Le salut du corbeau
recommanda-t-il.
Jehanne opina. Louis était subitement redevenu très doux. Il replaça le col de sa chemise de nuit et en renoua le ruban.
— Je… j’espère que cela vous aidera à guérir, dit Jehanne.
Elle s’avança pour se pelotonner dans ses bras. Il la serra contre lui, l’une de ses mains lui maintenant fermement la nuque. Dans son autre main, le stylet en ivoire fut bientôt remplacé par un objet en bois de forme oblongue.
*
La rumeur d’une foule envahit ses oreilles. De toute évidence, elle se trouvait dans une grande ville, sur une place pavée où l’on avait dressé une haute estrade surmontée d’un dais azur à fleurs de lys d’or. Sur un faudesteuil* était installé un petit homme châtain à la chevelure coupée en balai, comme c’était la mode. Sur sa tête brillait une couronne en or magnifiquement ouvragée et constellée de pierreries. Il était enveloppé d’un manteau de velours azur, lui aussi semé de fleurs de lys en fil d’or. Les bords en étaient garnis d’hermine.

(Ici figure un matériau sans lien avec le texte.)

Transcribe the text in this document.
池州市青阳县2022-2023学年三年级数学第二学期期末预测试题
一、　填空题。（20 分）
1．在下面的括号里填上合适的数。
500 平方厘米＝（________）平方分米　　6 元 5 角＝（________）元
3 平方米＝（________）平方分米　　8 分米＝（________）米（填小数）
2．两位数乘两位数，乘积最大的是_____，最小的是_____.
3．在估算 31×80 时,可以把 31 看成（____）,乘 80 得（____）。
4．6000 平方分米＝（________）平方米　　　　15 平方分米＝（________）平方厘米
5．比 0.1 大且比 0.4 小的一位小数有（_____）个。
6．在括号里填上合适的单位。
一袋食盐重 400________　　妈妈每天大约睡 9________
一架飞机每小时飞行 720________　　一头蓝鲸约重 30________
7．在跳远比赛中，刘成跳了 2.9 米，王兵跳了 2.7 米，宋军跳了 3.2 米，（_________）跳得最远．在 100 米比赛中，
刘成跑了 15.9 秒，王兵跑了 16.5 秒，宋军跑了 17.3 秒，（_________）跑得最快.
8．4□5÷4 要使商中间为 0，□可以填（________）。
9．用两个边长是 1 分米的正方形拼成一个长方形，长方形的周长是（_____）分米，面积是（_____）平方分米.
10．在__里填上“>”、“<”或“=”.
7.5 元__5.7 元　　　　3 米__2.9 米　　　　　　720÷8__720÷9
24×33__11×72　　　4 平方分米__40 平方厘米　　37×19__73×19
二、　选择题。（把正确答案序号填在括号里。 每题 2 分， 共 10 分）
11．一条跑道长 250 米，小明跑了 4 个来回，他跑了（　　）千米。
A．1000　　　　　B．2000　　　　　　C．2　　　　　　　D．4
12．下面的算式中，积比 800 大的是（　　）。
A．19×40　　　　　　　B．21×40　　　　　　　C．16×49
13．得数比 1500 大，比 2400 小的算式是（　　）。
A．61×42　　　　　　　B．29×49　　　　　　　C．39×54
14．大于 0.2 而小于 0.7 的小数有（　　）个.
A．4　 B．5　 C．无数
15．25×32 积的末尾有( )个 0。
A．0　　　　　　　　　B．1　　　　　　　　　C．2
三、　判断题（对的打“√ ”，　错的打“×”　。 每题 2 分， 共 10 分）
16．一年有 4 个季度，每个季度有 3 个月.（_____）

Autour de lui étaient regroupés environ une douzaine de dignitaires : conseillers, clercs et membres de la famille royale.
Soudain, une clameur s’éleva de la foule pour saluer l’arrivée d’un chariot. Le petit roi ricana et y porta ses yeux de félin matois.
L’homme qu’on amenait ainsi était chargé de lourdes chaînes au cou, aux poignets et aux chevilles. Le chariot était escorté par un groupe de six cavaliers : un à la tête, un à la queue et deux de chaque côté. Ils conduisirent le prisonnier devant un chapelain et se retirèrent avec le charretier. Seuls deux de ces gardes et le prêtre demeurèrent en sa compagnie, au pied de la dizaine de marches raides menant à la plate-forme grossière d’un échafaud. Quelques détritus atterrirent aux pieds du condamné qui ne parut pas les remarquer. Il semblait avoir appris que, dans ce genre de situation, on devait subir les injures avec stoïcisme et, par le fait même, en amoindrir les conséquences.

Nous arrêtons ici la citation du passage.